A second federal district court has upheld California's ability to regulate GHG emissions from mobile sources (Central Valley Chrysler Jeep, Inc. v. Goldstone, Order (E.D. Cal., Dec. 12, 2007)). Following the lead of Green Mountain Chrysler Plymouth, Inc. v. Crombie, 508 F. Supp. 2d 295 (D. Vt. 2007), the long-anticipated Central Valley opinion rejected claims that CARB's AB 1493 program was preempted by (1) the federal Energy Policy & Conservation Act ("EPCA"), which federal DOT uses to set CAFÉ standards, and (2) federal foreign policy considerations. We focus on attention here on the former aspects of the opinion.
In reaching its EPCA holding, the Central Valley court engaged in a three-step analysis (and in so doing took a slightly different approach than that followed by the Green Mountain judge) (Order, p. 20).
(1) First, does EPA have authority to issue emission control regulations that have an effect on fuel economy?
Conclusion: Relying solely upon language from the Supreme Court's decision in Massachusetts v. EPA, the Central Valley court had no problem concluding that EPA had such authority. In reaching this conclusion, the court was persuaded that EPA had a mandate to protect the environment and public health from climate impacts, unlike DOT (which has a fuel economy mandate), and that such an EPA mandate, when implemented, might necessarily lead to improvements in fuel economy. Indeed, and in a real shocker, the court found that EPA may issue tailpipe emission standards that even conflict with DOT's CAFÉ standards (Order, p. 28). The court also suggested that improvements in fuel economy which might result from EPA regulation were necessary to mitigate the alleged harm that mobile source emissions were causing to the climate.
(2) Second, if the answer to (1) is "yes", does the EPCA preclude EPA from doing so?
Conclusion: The Central Valley court concluded that nothing in the EPCA precluded EPA from issuing tailpipe emission standards which might have the effect of impacting fuel economy standards (plus, the preemption doctrine does not apply between federal statutes). Indeed, the court found that the EPCA compels DOT to harmonize its CAFÉ regulations with "other motor vehicle standards of the Government" (Order, p. 24).
(3) Third, is there any basis for treating a state regulation that has been granted a waiver under section 209 of the federal Clean Air Act ("CAA") any differently than an EPA issued regulation?
Conclusion: The Central Valley court completed its reasoning by finding that there was nothing in the EPCA (or the CAA, for that matter) to suggest that a California standard for which a preemption waiver was granted under section 209 of the CAA was not just another "motor vehicle standard of the Government" within the meaning of the EPCA for which DOT must endeavor to harmonized its CAFÉ standards (Order, p. 31).

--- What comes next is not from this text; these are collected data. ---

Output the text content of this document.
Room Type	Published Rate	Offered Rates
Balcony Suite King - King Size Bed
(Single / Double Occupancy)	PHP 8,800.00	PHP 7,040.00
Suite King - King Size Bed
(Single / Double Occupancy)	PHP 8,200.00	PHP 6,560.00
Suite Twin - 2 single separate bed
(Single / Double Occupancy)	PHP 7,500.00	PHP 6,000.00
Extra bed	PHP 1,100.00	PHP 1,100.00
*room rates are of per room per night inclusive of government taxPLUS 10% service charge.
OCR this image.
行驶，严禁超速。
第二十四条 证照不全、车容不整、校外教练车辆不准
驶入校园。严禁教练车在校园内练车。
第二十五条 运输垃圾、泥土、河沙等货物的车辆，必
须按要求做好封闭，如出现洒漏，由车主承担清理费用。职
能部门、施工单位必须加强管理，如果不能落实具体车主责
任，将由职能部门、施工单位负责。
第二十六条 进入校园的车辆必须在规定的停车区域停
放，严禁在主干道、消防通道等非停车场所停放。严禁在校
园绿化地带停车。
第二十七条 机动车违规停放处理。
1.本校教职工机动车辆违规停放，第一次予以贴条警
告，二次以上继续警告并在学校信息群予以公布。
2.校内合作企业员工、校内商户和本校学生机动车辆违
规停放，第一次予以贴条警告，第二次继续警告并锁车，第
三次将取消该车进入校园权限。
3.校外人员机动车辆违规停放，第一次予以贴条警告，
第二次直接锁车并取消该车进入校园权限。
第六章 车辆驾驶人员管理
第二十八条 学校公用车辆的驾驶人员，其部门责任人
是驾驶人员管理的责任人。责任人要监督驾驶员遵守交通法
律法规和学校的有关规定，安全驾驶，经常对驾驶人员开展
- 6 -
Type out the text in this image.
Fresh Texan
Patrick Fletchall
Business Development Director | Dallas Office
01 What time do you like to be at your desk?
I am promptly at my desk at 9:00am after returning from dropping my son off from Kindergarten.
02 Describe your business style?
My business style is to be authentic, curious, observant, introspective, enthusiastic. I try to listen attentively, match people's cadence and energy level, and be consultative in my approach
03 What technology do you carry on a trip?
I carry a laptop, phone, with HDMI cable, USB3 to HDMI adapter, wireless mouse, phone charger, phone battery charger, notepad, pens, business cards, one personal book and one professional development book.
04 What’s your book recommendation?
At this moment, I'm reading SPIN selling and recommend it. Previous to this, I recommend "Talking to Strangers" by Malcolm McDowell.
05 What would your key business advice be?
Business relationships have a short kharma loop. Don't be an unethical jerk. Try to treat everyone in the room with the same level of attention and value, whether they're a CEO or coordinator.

The court found no legal reason to draw a distinction between a federal regulation, on the one hand, and a state regulation for which a waiver of federal preemption had been granted under section 209 of the CAA (and thereafter by section 177 of the CAA for other States that elect to adopt the California standards) (Order, p. 32).
Our take on the situation: While we had no involvement in the case, some of us were betting that CARB was destined to lose this litigation, so are now fielding calls from our bookies. We aren't saying that we are sore losers, but the court seemed to shoe-horn its preemption analysis by an overly narrow reading of the EPCA, with the result that DOT is now stuck with the unenviable task of endeavoring to harmonize, when it issues CAFÉ standards, all of the following: (i) federal tailpipe emission standards that impact fuel economy; (ii) state tailpipe emissions standards that impact fuel economy; and (iii) state fuel economy standards.
Congress, of course is poised to foist more stringent federal CAFÉ standards on the OEMs as part of the pending energy bill. Under the version of the energy bill which the Senate is debating today, with respect to "work trucks" (8,500-10,000 GVWR) and "commercial and medium heavy duty vehicles" (>10,000 GVWR), DOT must meet a "maximum feasible improvement" CAFÉ standard (while passenger automobiles must meet a new 35 mph standard). We're thinking that DOT can just shrug and say the states have it handled.
We also continue to see the aftermath of Massachusetts v. EPA working its ways through the judiciary, as the Central Valley court was greatly persuaded by the Supreme Court's reasoning in that case as to EPA's mandate generally to issue health and safety regulations related to GHG emissions.